Terörbilim ya da Terörizm Efsanesi
20. yy bir uzmanlık alanının daha ortaya çıkışına şahit olmuştur: Terörbilim. Bu uzmanlık alanı, liberal dünyaya ve onun ortaya koyduğu çifte standartlı demokrasi ve insan haklarına karşı muhalif duruş sergileyen kişi, grup ya da devletlerin terörist diye adlandırılmasıyla uğraşır. Sözüm ona bu bilim, uzman sosyologları, stratejistleri, kitle iletişim araçları ile bir endüstriye dönüşmüştür.
Bu uzmanlardan biri olan İngiliz Profesör Wilkinson yazdığı bir kitapta 70 bin Elsalvadorlu'nun kendi hükümetlerinin güvenlik güçleri elinde can verdiğini belirtmiş ancak kullanılan bombaların ABD ve İsrail'den alındığından, Elsalvador ordusunun ABD ve İngiltere eğitiminden geçtiğinden hiç söz etmemiştir. Bu uzmanlar, Filistin'de yaşanan dramı ise Arap terörizminin İsrail tarafından cezalandırılması şeklinde yansıtmaktadırlar.

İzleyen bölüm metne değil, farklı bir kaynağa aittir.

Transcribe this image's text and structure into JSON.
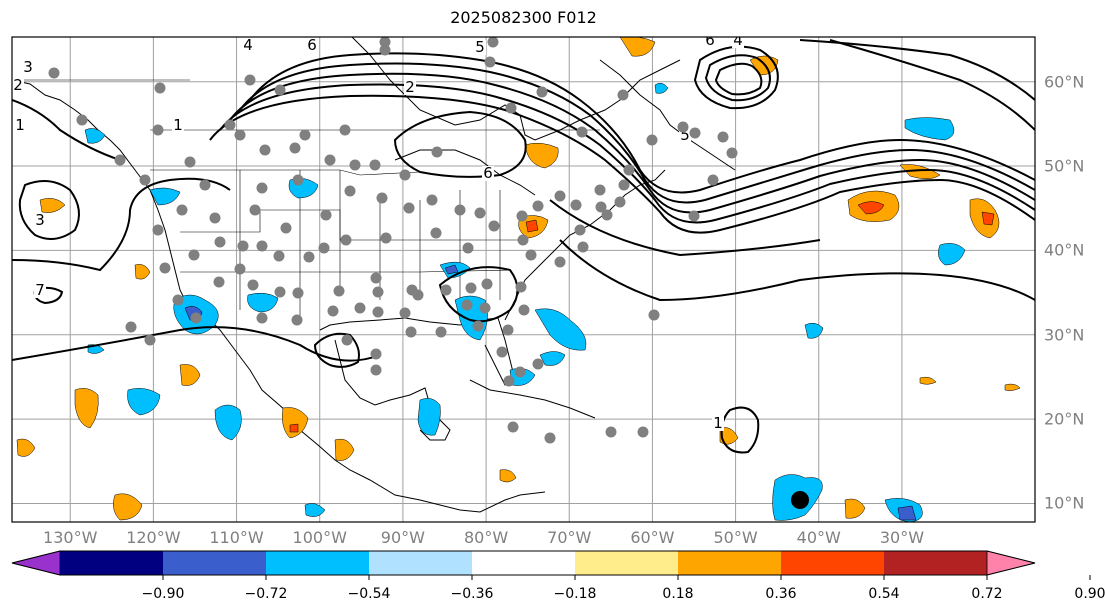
{
  "title": "2025082300 F012",
  "map": {
    "lon_range": [
      -137,
      -14
    ],
    "lat_range": [
      7.8,
      65.3
    ],
    "lon_ticks": [
      {
        "lon": -130,
        "label": "130°W"
      },
      {
        "lon": -120,
        "label": "120°W"
      },
      {
        "lon": -110,
        "label": "110°W"
      },
      {
        "lon": -100,
        "label": "100°W"
      },
      {
        "lon": -90,
        "label": "90°W"
      },
      {
        "lon": -80,
        "label": "80°W"
      },
      {
        "lon": -70,
        "label": "70°W"
      },
      {
        "lon": -60,
        "label": "60°W"
      },
      {
        "lon": -50,
        "label": "50°W"
      },
      {
        "lon": -40,
        "label": "40°W"
      },
      {
        "lon": -30,
        "label": "30°W"
      }
    ],
    "lat_ticks": [
      {
        "lat": 60,
        "label": "60°N"
      },
      {
        "lat": 50,
        "label": "50°N"
      },
      {
        "lat": 40,
        "label": "40°N"
      },
      {
        "lat": 30,
        "label": "30°N"
      },
      {
        "lat": 20,
        "label": "20°N"
      },
      {
        "lat": 10,
        "label": "10°N"
      }
    ],
    "grid": true,
    "contour_labels": [
      "5",
      "6",
      "4",
      "3",
      "2",
      "1",
      "5",
      "6",
      "6",
      "2",
      "4",
      "3",
      "1",
      "7",
      "1"
    ],
    "station_marker_color": "#808080",
    "highlight_marker_color": "#000000"
  },
  "colorbar": {
    "extend": "both",
    "levels": [
      "−0.90",
      "−0.72",
      "−0.54",
      "−0.36",
      "−0.18",
      "0.18",
      "0.36",
      "0.54",
      "0.72",
      "0.90"
    ],
    "colors": [
      "#9932cc",
      "#000080",
      "#3a5fcd",
      "#00bfff",
      "#b0e2ff",
      "#ffffff",
      "#ffec8b",
      "#ffa500",
      "#ff4500",
      "#b22222",
      "#ff82ab"
    ]
  }
}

Terörizm endüstrisinin ürettiği verileri, bir oluk işlevi gören kitle iletişim araçları halka aktarmaktadır. Böylelikle terörün sorumluluğunun terör kurbanlarının üzerine yıkılması çabası oldukça başarılı olmuştur. Olaylardan etkilenen ve yanlış bilgi bombardımanına tutulan halk ise terörün gerçek kaynağını görememektedir.
İslami Tehdit mi, İslam'a Yönelik Tehdit mi?

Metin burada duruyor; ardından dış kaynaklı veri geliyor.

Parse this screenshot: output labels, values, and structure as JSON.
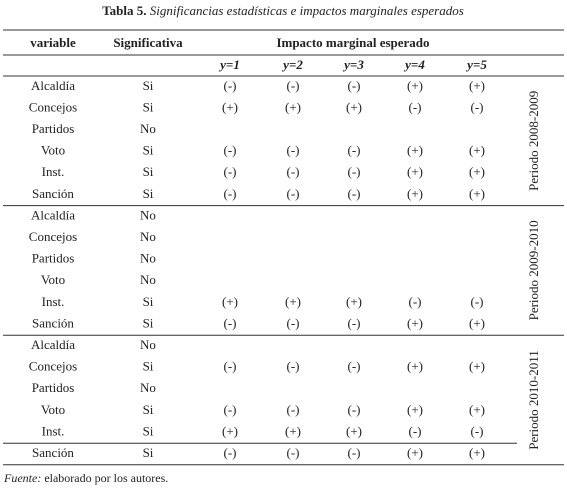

Yaşadığımız coğrafyaya döndüğümüzde "devlet terörü"nü görmemek mümkün değil. 28 Şubat süreci olarak adlandırılan post modern darbe, muhalifler ve halk üzerinde estirdiği terör havasıyla yürekleri ve eylemleri dondurmuş görünüyor.
İşin ilginci "İslami terör" yerine "İslami tehdit" kavramının kullanılmasından da anlaşılacağı gibi İslami canlanış yakın tehdit olarak algılanmamakta, potansiyel bir tehlike olarak görülmektedir. Buna rağmen uygulama, şiddet kullanan muhalif hareketleri bastırma yöntemlerini aratmamaktadır. Bu ülkede 312'den hapse girmiş binlerce düşünce suçlusu bunun güzel bir örneğidir. Ülkenin büyük bir hapishaneye dönüşmesine karşı çıkanlar konuşmalarının ve yazdıklarının bedelini çok ağır ödemektedirler. Nureddin Şirin'in Filistinli Müslümanlar lehine yaptığı konuşmasının sonunda 17 yıl hapse mahkum edilmesi ve şu anda "F tipi" ile tecrit edilmiş olması, İsrail mahkemelerinden bile çıkmayacak korkunç bir cezadır.
Öte yandan başörtüsü yasağı, ölüm döşeğinde yatmakta olan yaşlı kadınlara bile uygulanmış, tehdit oldukları gerekçesiyle başörtülü kadınlar eğitim alanlarından çıkarılmışlardır.
Gerçekte ise asıl tehdit, halkın İslami değerlerinden değil, emperyalistlerin dayatmalarından gelmektedir. Şu günlerde muhtemel Irak savaşı ile ilgili tezkere dayatması gerçek bir tehdittir -Gerçi tezkere geçmemesine rağmen Amerikan askerleri ülke topraklarında cirit atmaktadır.- Bu tablo, torunlarımızın geleceğini bile bile ipotek altına alacak, ümmet karşısında boynumuzu eğecektir. Böyle giderse ne ekmeğimiz ne onurumuz kalacaktır.
Her şeye Rağmen Küresel İntifada
Ezilenler, sürgüne gönderilenler, katledilenler... Tüm bu manzaralar karamsar bir tablo çizse de dünya halkları savaş karşıtı gösterileri, küreselleşme karşıtlıkları ve canlı kalkanlarıyla bir kıpırdanıştadır. Dileriz bu kıpırdanışın yönlendiricisi İslam adaletinin erdemli temsilcileri olur.